Purpose : To overcome the large neuron-electrode distance and the non-selective activation of various retinal pathways (e.g. ON and OFF) which limit the efficiency of currently available retinal prostheses, we propose a novel approach based on coupling glutamatergic neuron to high-density electrode arrays, which we term Hybrid Retinal Prosthesis. The coupled cells will synapse with the host retina and electrical stimulation of the implant induce the activation of retinal circuitry at a cellular resolution with visual restoration at high acuity.

Methods : We generated photoreceptor precursors from human embryonic stem cells, to serve as glutamatergic neurons, by a combination of IWR1e, SAG, CHIR99021 in agarose microwells. COMSOL Multyphysics computer modeling was utilized to evaluate and optimize the effect of various geometrical parameters on neurons activation charge. To electro-physiologically characterize the generated cells we employed calcium imaging (rhod2) to visualize intracellular calcium dynamics in response to electrical activation. Finally, optimization and characterization of the neuron-electrode interface were performed by advanced imaging techniques, on electrode arrays which were fabricated by our group.
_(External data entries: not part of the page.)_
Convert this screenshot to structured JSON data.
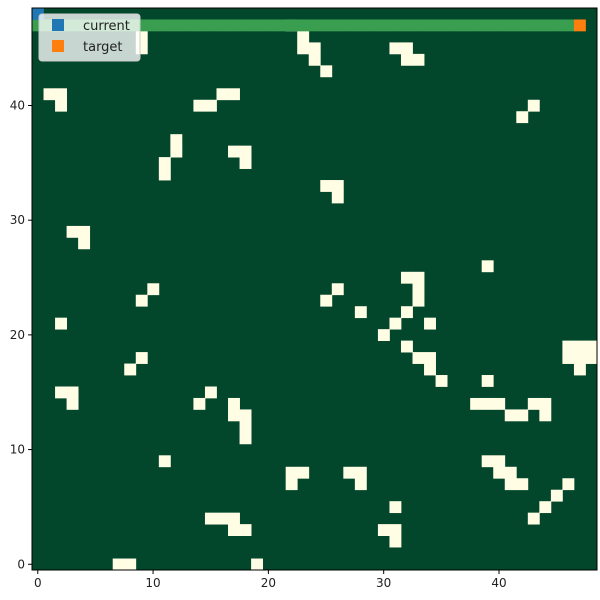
{
  "chart_data": {
    "type": "heatmap",
    "title": "",
    "xlabel": "",
    "ylabel": "",
    "xlim": [
      -0.5,
      48.5
    ],
    "ylim": [
      -0.5,
      48.5
    ],
    "x_ticks": [
      0,
      10,
      20,
      30,
      40
    ],
    "y_ticks": [
      0,
      10,
      20,
      30,
      40
    ],
    "grid_size": [
      49,
      49
    ],
    "colors": {
      "free": "#02462C",
      "obstacle": "#FFFDE3",
      "path": "#3A9E50",
      "current": "#1F77B4",
      "target": "#FF7F0E",
      "background": "#FFFDE3",
      "axis": "#000000"
    },
    "legend": {
      "position": "top-left",
      "entries": [
        {
          "label": "current",
          "color": "#1F77B4"
        },
        {
          "label": "target",
          "color": "#FF7F0E"
        }
      ]
    },
    "current": {
      "x": 0,
      "y": 48
    },
    "target": {
      "x": 47,
      "y": 47
    },
    "path": {
      "y": 47,
      "x_start": 0,
      "x_end": 46
    },
    "obstacles": [
      [
        7,
        0
      ],
      [
        8,
        0
      ],
      [
        19,
        0
      ],
      [
        31,
        2
      ],
      [
        30,
        3
      ],
      [
        31,
        3
      ],
      [
        17,
        3
      ],
      [
        18,
        3
      ],
      [
        15,
        4
      ],
      [
        16,
        4
      ],
      [
        17,
        4
      ],
      [
        43,
        4
      ],
      [
        44,
        5
      ],
      [
        31,
        5
      ],
      [
        45,
        6
      ],
      [
        46,
        7
      ],
      [
        22,
        7
      ],
      [
        28,
        7
      ],
      [
        41,
        7
      ],
      [
        42,
        7
      ],
      [
        22,
        8
      ],
      [
        23,
        8
      ],
      [
        27,
        8
      ],
      [
        28,
        8
      ],
      [
        40,
        8
      ],
      [
        41,
        8
      ],
      [
        11,
        9
      ],
      [
        39,
        9
      ],
      [
        40,
        9
      ],
      [
        18,
        11
      ],
      [
        18,
        12
      ],
      [
        17,
        13
      ],
      [
        18,
        13
      ],
      [
        41,
        13
      ],
      [
        42,
        13
      ],
      [
        44,
        13
      ],
      [
        17,
        14
      ],
      [
        14,
        14
      ],
      [
        38,
        14
      ],
      [
        39,
        14
      ],
      [
        40,
        14
      ],
      [
        43,
        14
      ],
      [
        44,
        14
      ],
      [
        3,
        14
      ],
      [
        2,
        15
      ],
      [
        3,
        15
      ],
      [
        15,
        15
      ],
      [
        35,
        16
      ],
      [
        39,
        16
      ],
      [
        8,
        17
      ],
      [
        34,
        17
      ],
      [
        47,
        17
      ],
      [
        9,
        18
      ],
      [
        33,
        18
      ],
      [
        34,
        18
      ],
      [
        46,
        18
      ],
      [
        47,
        18
      ],
      [
        48,
        18
      ],
      [
        32,
        19
      ],
      [
        46,
        19
      ],
      [
        47,
        19
      ],
      [
        48,
        19
      ],
      [
        30,
        20
      ],
      [
        2,
        21
      ],
      [
        31,
        21
      ],
      [
        34,
        21
      ],
      [
        28,
        22
      ],
      [
        32,
        22
      ],
      [
        9,
        23
      ],
      [
        25,
        23
      ],
      [
        33,
        23
      ],
      [
        10,
        24
      ],
      [
        26,
        24
      ],
      [
        33,
        24
      ],
      [
        32,
        25
      ],
      [
        33,
        25
      ],
      [
        39,
        26
      ],
      [
        4,
        28
      ],
      [
        3,
        29
      ],
      [
        4,
        29
      ],
      [
        26,
        32
      ],
      [
        25,
        33
      ],
      [
        26,
        33
      ],
      [
        11,
        34
      ],
      [
        11,
        35
      ],
      [
        18,
        35
      ],
      [
        12,
        36
      ],
      [
        17,
        36
      ],
      [
        18,
        36
      ],
      [
        12,
        37
      ],
      [
        42,
        39
      ],
      [
        43,
        40
      ],
      [
        2,
        40
      ],
      [
        14,
        40
      ],
      [
        15,
        40
      ],
      [
        1,
        41
      ],
      [
        2,
        41
      ],
      [
        16,
        41
      ],
      [
        17,
        41
      ],
      [
        25,
        43
      ],
      [
        24,
        44
      ],
      [
        32,
        44
      ],
      [
        33,
        44
      ],
      [
        23,
        45
      ],
      [
        24,
        45
      ],
      [
        31,
        45
      ],
      [
        32,
        45
      ],
      [
        9,
        45
      ],
      [
        23,
        46
      ],
      [
        22,
        47
      ],
      [
        9,
        46
      ]
    ]
  }
}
Results : Cell differentiation efficiency was over 80%, as shown by Fluorescence-activated cell sorting to the photoreceptor marker CRX. Simulations revealed that charge thresholds could be reduced to 0.03nC in a configuration where neurons are sealed in a microwell, as compared to 49nC in a flat electrode configuration. Maturation of neurons was demonstrated by the 3-150 fold increase in the expression of sodium, potassium and calcium voltage-sensitive channels at 12w of differentiation in addition to evidence of voltage-dependent currents observed in voltage clamp recordings. A marked increase and decrease in intracellular calcium was observed following cathodic and anodic electrical pulses, respectively. Finally, surface treatment of electrodes with RGD resulted in a two-fold increase in electrode-neural cells growth area and decreased the electrode-neuron cleft, as revealed by scanning electrode and focused ion beam microscopy.

Conclusions : We propose a new strategy for vision restoration with a hybrid retinal implant composed of a high-density electrode array incorporated with glutamatergic neurons. The hybrid device has the potential to mimic many features of natural vision, and restore vision at high resolution and quality .

This is an abstract that was submitted for the 2018 ARVO Annual Meeting, held in Honolulu, Hawaii, April 29 - May 3, 2018.